Inhibitor degradation by Rhodosporidium toruloides NRRL 1588 using undetoxified wood hydrolysate as a culture media

• Published in: Biomass & bioenergy Vol. 160; p. 106419
• Main Authors: Osorio-González, Carlos S., Saini, Rahul, Hegde, Krishnamoorthy, Brar, Satinder Kaur, Lefebvre, Alain, Avalos-Ramírez, Antonio
• Format: Journal Article
• Language: English
• Published: Elsevier Ltd 01.05.2022
• Subjects: Furans; Inhibitory compounds; Organic acids; Phenolic compounds; Rhodosporidium toruloides NRRL 1588; Wood hydrolysate; Wood hydrolysate; Rhodosporidium toruloides NRRL 1588; Inhibitory compounds; Furans; Phenolic compounds; Organic acids
• ISSN: 0961-9534; 1873-2909
• DOI: 10.1016/j.biombioe.2022.106419

Lignocellulosic biomass has been identified as a renewable and sustainable feedstock to produce liquid hydrolysates as a suitable substrate to produce a variety of compounds through biochemical processes. Nevertheless, the main challenge to using this substrate is the hydrolysis needed to release fermentable sugars. This pretreatment leads to the production of microbial toxic compounds such as furans, phenols and organic acids. In this work, an oleaginous yeast, R. toruloides NRRL 1588, was used to study its ability to degrade inhibitors in C5 and C6 wood hydrolysates obtained from forestry residues.
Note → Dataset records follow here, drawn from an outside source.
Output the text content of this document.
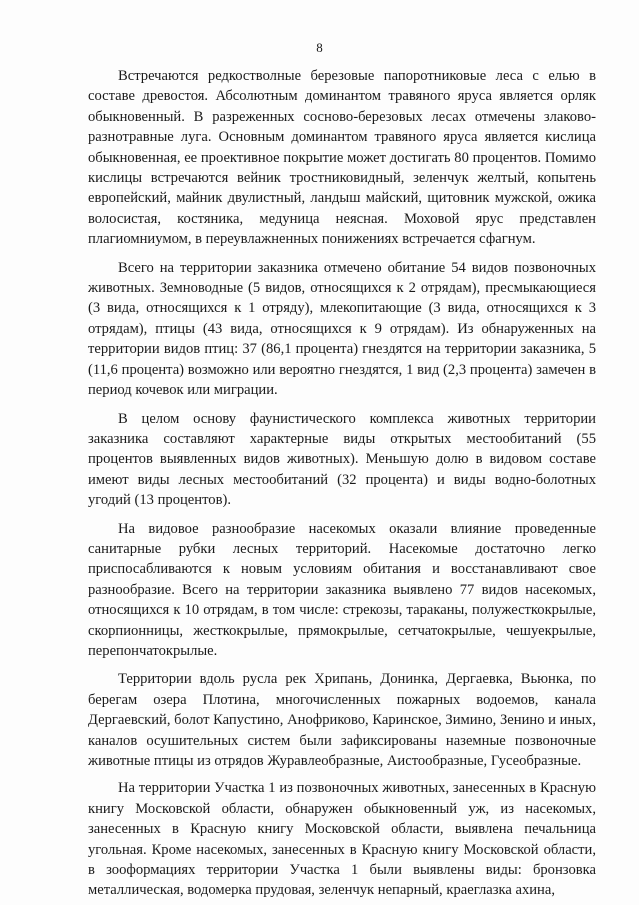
8

Встречаются редкостволные березовые папоротниковые леса с елью в составе древостоя. Абсолютным доминантом травяного яруса является орляк обыкновенный. В разреженных сосново-березовых лесах отмечены злаково-разнотравные луга. Основным доминантом травяного яруса является кислица обыкновенная, ее проективное покрытие может достигать 80 процентов. Помимо кислицы встречаются вейник тростниковидный, зеленчук желтый, копытень европейский, майник двулистный, ландыш майский, щитовник мужской, ожика волосистая, костяника, медуница неясная. Моховой ярус представлен плагиомниумом, в переувлажненных понижениях встречается сфагнум.

Всего на территории заказника отмечено обитание 54 видов позвоночных животных. Земноводные (5 видов, относящихся к 2 отрядам), пресмыкающиеся (3 вида, относящихся к 1 отряду), млекопитающие (3 вида, относящихся к 3 отрядам), птицы (43 вида, относящихся к 9 отрядам). Из обнаруженных на территории видов птиц: 37 (86,1 процента) гнездятся на территории заказника, 5 (11,6 процента) возможно или вероятно гнездятся, 1 вид (2,3 процента) замечен в период кочевок или миграции.

В целом основу фаунистического комплекса животных территории заказника составляют характерные виды открытых местообитаний (55 процентов выявленных видов животных). Меньшую долю в видовом составе имеют виды лесных местообитаний (32 процента) и виды водно-болотных угодий (13 процентов).

На видовое разнообразие насекомых оказали влияние проведенные санитарные рубки лесных территорий. Насекомые достаточно легко приспосабливаются к новым условиям обитания и восстанавливают свое разнообразие. Всего на территории заказника выявлено 77 видов насекомых, относящихся к 10 отрядам, в том числе: стрекозы, тараканы, полужесткокрылые, скорпионницы, жесткокрылые, прямокрылые, сетчатокрылые, чешуекрылые, перепончатокрылые.

Территории вдоль русла рек Хрипань, Донинка, Дергаевка, Вьюнка, по берегам озера Плотина, многочисленных пожарных водоемов, канала Дергаевский, болот Капустино, Анофриково, Каринское, Зимино, Зенино и иных, каналов осушительных систем были зафиксированы наземные позвоночные животные птицы из отрядов Журавлеобразные, Аистообразные, Гусеобразные.

На территории Участка 1 из позвоночных животных, занесенных в Красную книгу Московской области, обнаружен обыкновенный уж, из насекомых, занесенных в Красную книгу Московской области, выявлена печальница угольная. Кроме насекомых, занесенных в Красную книгу Московской области, в зооформациях территории Участка 1 были выявлены виды: бронзовка металлическая, водомерка прудовая, зеленчук непарный, краеглазка ахина,
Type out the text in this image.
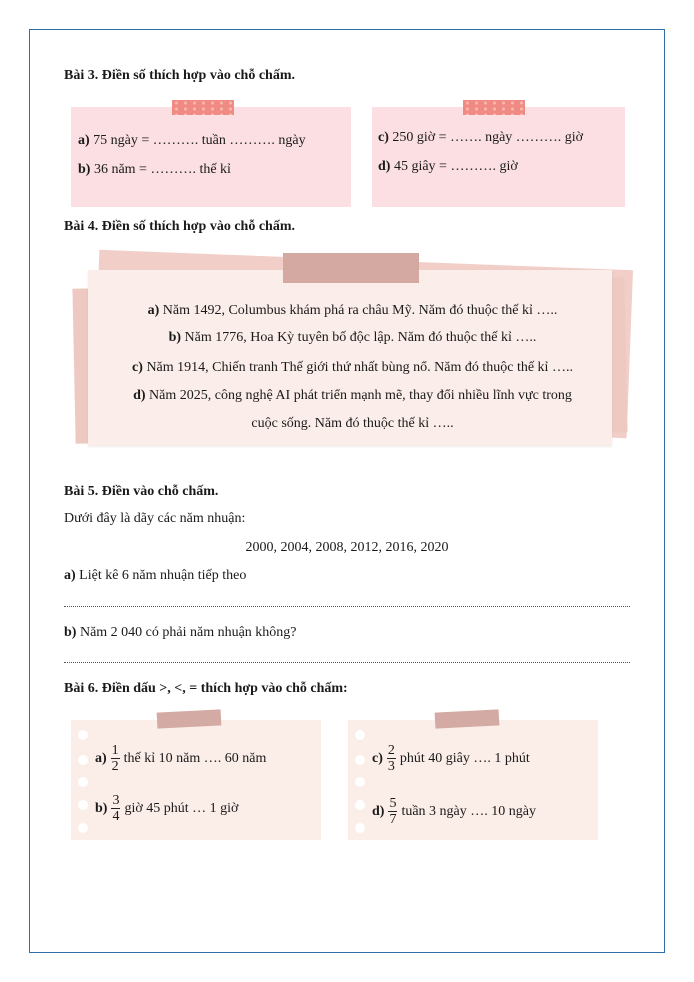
Bài 3. Điền số thích hợp vào chỗ chấm.
a) 75 ngày = ………. tuần ………. ngày
b) 36 năm = ………. thế kỉ
c) 250 giờ = ……. ngày ………. giờ
d) 45 giây = ………. giờ
Bài 4. Điền số thích hợp vào chỗ chấm.
a) Năm 1492, Columbus khám phá ra châu Mỹ. Năm đó thuộc thế kỉ …..
b) Năm 1776, Hoa Kỳ tuyên bố độc lập. Năm đó thuộc thế kỉ …..
c) Năm 1914, Chiến tranh Thế giới thứ nhất bùng nổ. Năm đó thuộc thế kỉ …..
d) Năm 2025, công nghệ AI phát triển mạnh mẽ, thay đổi nhiều lĩnh vực trong
cuộc sống. Năm đó thuộc thế kỉ …..
Bài 5. Điền vào chỗ chấm.
Dưới đây là dãy các năm nhuận:
2000, 2004, 2008, 2012, 2016, 2020
a) Liệt kê 6 năm nhuận tiếp theo
b) Năm 2 040 có phải năm nhuận không?
Bài 6. Điền dấu >, <, = thích hợp vào chỗ chấm:
$a) \frac{1}{2}$ thế kỉ 10 năm …. 60 năm
$b) \frac{3}{4}$ giờ 45 phút … 1 giờ
$c) \frac{2}{3}$ phút 40 giây …. 1 phút
$d) \frac{5}{7}$ tuần 3 ngày …. 10 ngày
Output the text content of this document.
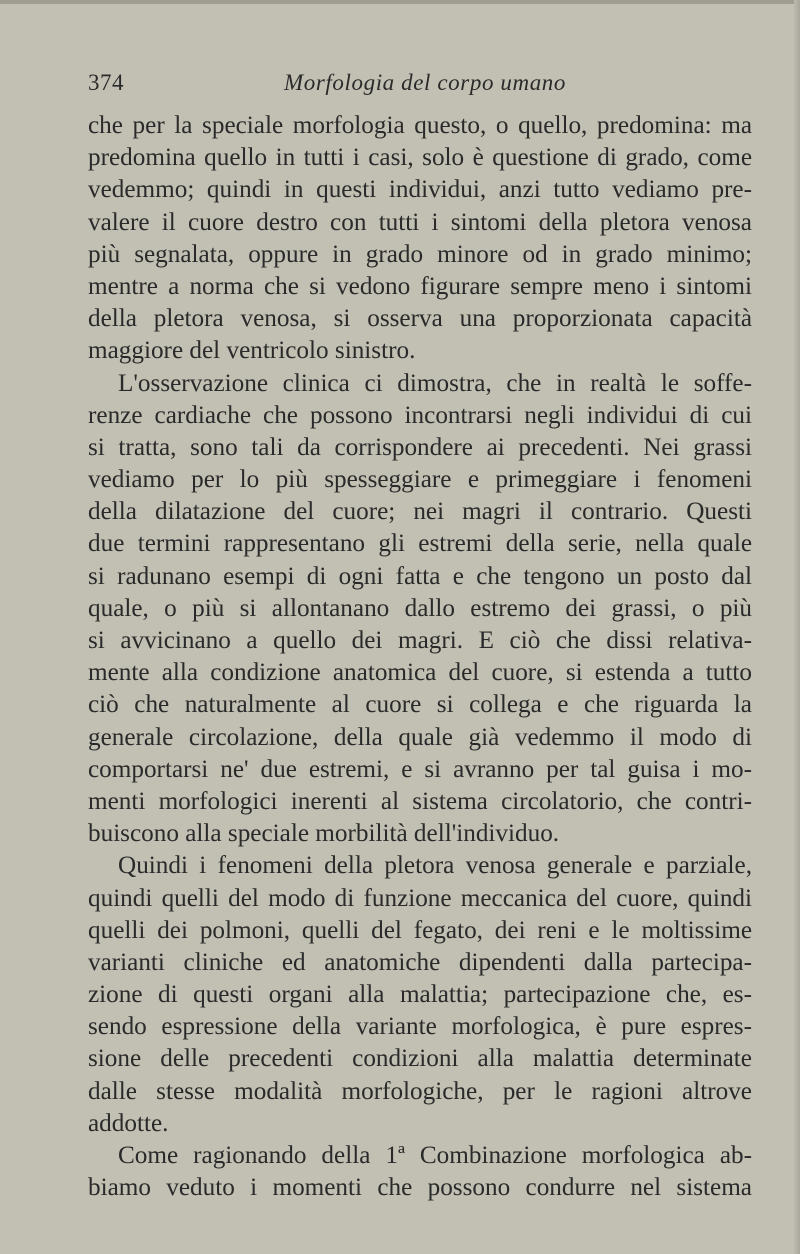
374	Morfologia del corpo umano
che per la speciale morfologia questo, o quello, predomina: ma
predomina quello in tutti i casi, solo è questione di grado, come
vedemmo; quindi in questi individui, anzi tutto vediamo pre-
valere il cuore destro con tutti i sintomi della pletora venosa
più segnalata, oppure in grado minore od in grado minimo;
mentre a norma che si vedono figurare sempre meno i sintomi
della pletora venosa, si osserva una proporzionata capacità
maggiore del ventricolo sinistro.
L'osservazione clinica ci dimostra, che in realtà le soffe-
renze cardiache che possono incontrarsi negli individui di cui
si tratta, sono tali da corrispondere ai precedenti. Nei grassi
vediamo per lo più spesseggiare e primeggiare i fenomeni
della dilatazione del cuore; nei magri il contrario. Questi
due termini rappresentano gli estremi della serie, nella quale
si radunano esempi di ogni fatta e che tengono un posto dal
quale, o più si allontanano dallo estremo dei grassi, o più
si avvicinano a quello dei magri. E ciò che dissi relativa-
mente alla condizione anatomica del cuore, si estenda a tutto
ciò che naturalmente al cuore si collega e che riguarda la
generale circolazione, della quale già vedemmo il modo di
comportarsi ne' due estremi, e si avranno per tal guisa i mo-
menti morfologici inerenti al sistema circolatorio, che contri-
buiscono alla speciale morbilità dell'individuo.
Quindi i fenomeni della pletora venosa generale e parziale,
quindi quelli del modo di funzione meccanica del cuore, quindi
quelli dei polmoni, quelli del fegato, dei reni e le moltissime
varianti cliniche ed anatomiche dipendenti dalla partecipa-
zione di questi organi alla malattia; partecipazione che, es-
sendo espressione della variante morfologica, è pure espres-
sione delle precedenti condizioni alla malattia determinate
dalle stesse modalità morfologiche, per le ragioni altrove
addotte.
Come ragionando della 1ª Combinazione morfologica ab-
biamo veduto i momenti che possono condurre nel sistema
The study showed that R. toruloides NRRL 1588 can grow, accumulate lipids, and degrade up to 8.01 mgL−1 h−1 of furfural, 5.63 mgL−1 h−1 of 5-hydroxy methyl furfural, 1.70 mgL−1 h−1 of levulinic acid, 1.15 mgL−1 h−1 of syringaldehyde, 0.67 mgL−1 h−1 of vanillin, and 1.03 mgL−1 h−1 of vanillic acid. This work confirms the robustness of R. toruloides NRRL 1588 when grows in wood hydrolysates containing inhibitory compounds. [Display omitted] •Degradation of furfural, 5-HMF, vanillin, syringaldehyde, vanillic and levulinic acid.•Tolerance of R. toruloides to microbial inhibitory compounds present on wood hydrolysates.•R. toruloides accumulate lipids in presence of microbial inhibitory compounds.•Wood hydrolysates are a potential and renewable microbial culture media.